2009年の総選挙で、民主党は「税金の無駄遣い」や「官僚利権」の撲滅を公約に掲げて政権交代を果たした。

 その公約が全く果たされていないことを象徴するテーマがある。「外国人介護士・看護師」の受け入れ問題だ。

 外国人介護士らの受け入れは2008年、日本がアジア諸国などと結ぶ「経済連携協定(EPA)」に基づき始まった。これまでインドネシアとフィリピンから、介護士と看護師を合わせて約1400人が受け入れられている。それがなぜ「税金」や「官僚」と関係するのか、ピンとこない読者も多いだろう。新聞やテレビは、そんな話など全く取り上げないのだから無理もない。

 筆者は介護士らの受け入れが始まる以前から、日本国内の看護・介護現場や行政、政界に加え、送り出し国のインドネシアやフィリピンを訪れ取材を続けてきた。2009年には『長寿大国の虚構 外国人介護士の現場を追う』(新潮社)という単行本を出版し、受け入れ制度の問題点をルポした。

 そこで強調したのは、現行制度下での受け入れが現場に全く役立たず、税金の無駄遣いや官僚利権の拡大のみを招いていることだ。

現場の状況と無関係に始まった外国人介護士の受け入れ

 そもそも、なぜ外国人介護士らの受け入れは始まったのか。受け入れを決断したのは小泉純一郎・元首相である。小泉氏は首相を務めていた2006年、交渉中だったEPAを有利に運ぶため、フィリピンからの求めに応じて受け入れを決めた。
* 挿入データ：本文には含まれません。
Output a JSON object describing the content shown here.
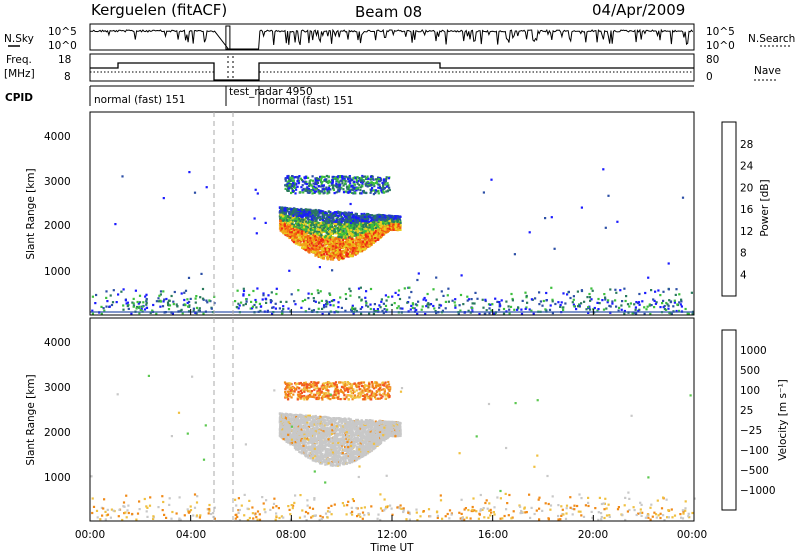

 日本には産業廃棄物のフィリピンへの持ち出し、一方のフィリピン側には日本への出稼ぎ手段の確保という思惑があった。

 つまり、介護士らの受け入れとは、日本の看護・介護現場の状況とは全く無関係なところで始まったわけだ。

 翌2007年には、日本政府はインドネシアともEPAを通じての介護士らの受け入れに合意。この時点で、フィリピンとインドネシアから当初の2年間でそれぞれ1000人の看護師・介護士を受け入れることが決まった。